The letter pi was probably chosen to represent this number because it relates to the concept of the ‘perimeter’, which is the distance around the edge of a shape – the circumference is actually the perimeter of a circle – or ‘periphery’, which also refers to an external boundary. These words both begin with P in English, and they happen to begin with pi in Greek.

But how much actually *is* pi? Well, it’s *approximately* 3.14.

## What’s special about pi?

So why don’t we just say pi = 3.14?

Well, pi *isn’t* actually 3.14, or 3.14159, or even 3.14159265358979323846 (that’s pi to the first 20 decimal places). Pi is an irrational number: its decimal representation never ends and never repeats.

Pi has been calculated to trillions of digits, but that’s still not *exactly* pi. It’s just a very, *very* good approximation.

Another rather handy approximation of pi is a simple fraction: 22/7.

And *that’s* where Pi Approximation Day comes from – 22/7 looks like the 22^{nd} of July in a day-month date format.

Plenty of people also celebrate Pi Day on 14March, because 3.14 looks like March 14^{th} in month-day format … but we’re Australian and, anyway, Australian winter is a more appropriate time to eat pie.

## Why does pi show up in so many places?

So, pi is a number that describes the relationship between a circle’s diameter and its circumference – so far so good.

Thus, unsurprisingly, pi is in lots of geometry formulas about the area and volume of circles, spheres and other round-ish shapes.

But pi also appears in all sorts of other places that seemingly don’t have much to do with circles.

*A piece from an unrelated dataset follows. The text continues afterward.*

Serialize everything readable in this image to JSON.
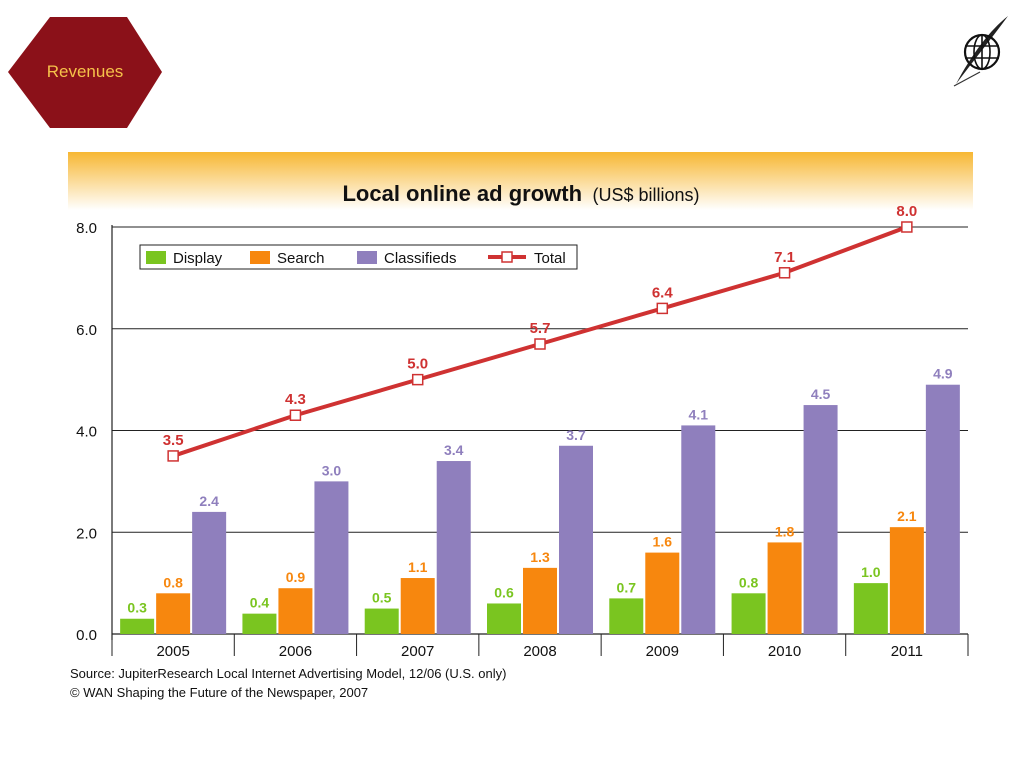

In probability, the square root of two pi is part of the formula for normal distribution, aka the bell curve. Coulomb’s constant, which describes the force between two electrical charges, is defined as one divided by four pi times epsilon zero (a measure of how much electrical charge the empty space can store). Pi also appears in the formula for the cosmological constant, used by astrophysicists to account for the theorised dark energy that may be driving the expansion of the universe.

And there’s more – pi shows up in the maths underlying epidemiology, fluid dynamics, and even quantum mechanics.

## Is pi just magically at the centre of everything?

Many concepts involving pi involve circles or spheres. A physical force or an electrical field spreading out evenly in all directions is actually an invisible sphere.

But pi is also related to all kinds of oscillations and cycles – systems and patterns where things move back and forth within a range of values. Examples include the way a coiled spring extends and contracts, or how a pendulum on a grandfather clock swings from side to side.

Pi is central to describing the sine wave, an undulating curve that gracefully oscillates between one and negative one. And lots of phenomena in science have a sine-shaped wave somewhere in them, from electrical voltage to sound waves to seasonal disease cycles to the electromagnetic spectrum, which includes visible light, x-rays, microwaves and more.

Happy Pi Approximation day – and we hope you’ll join us in taking the chance to have a circular, pastry-based snack, and marvel at this impressive number.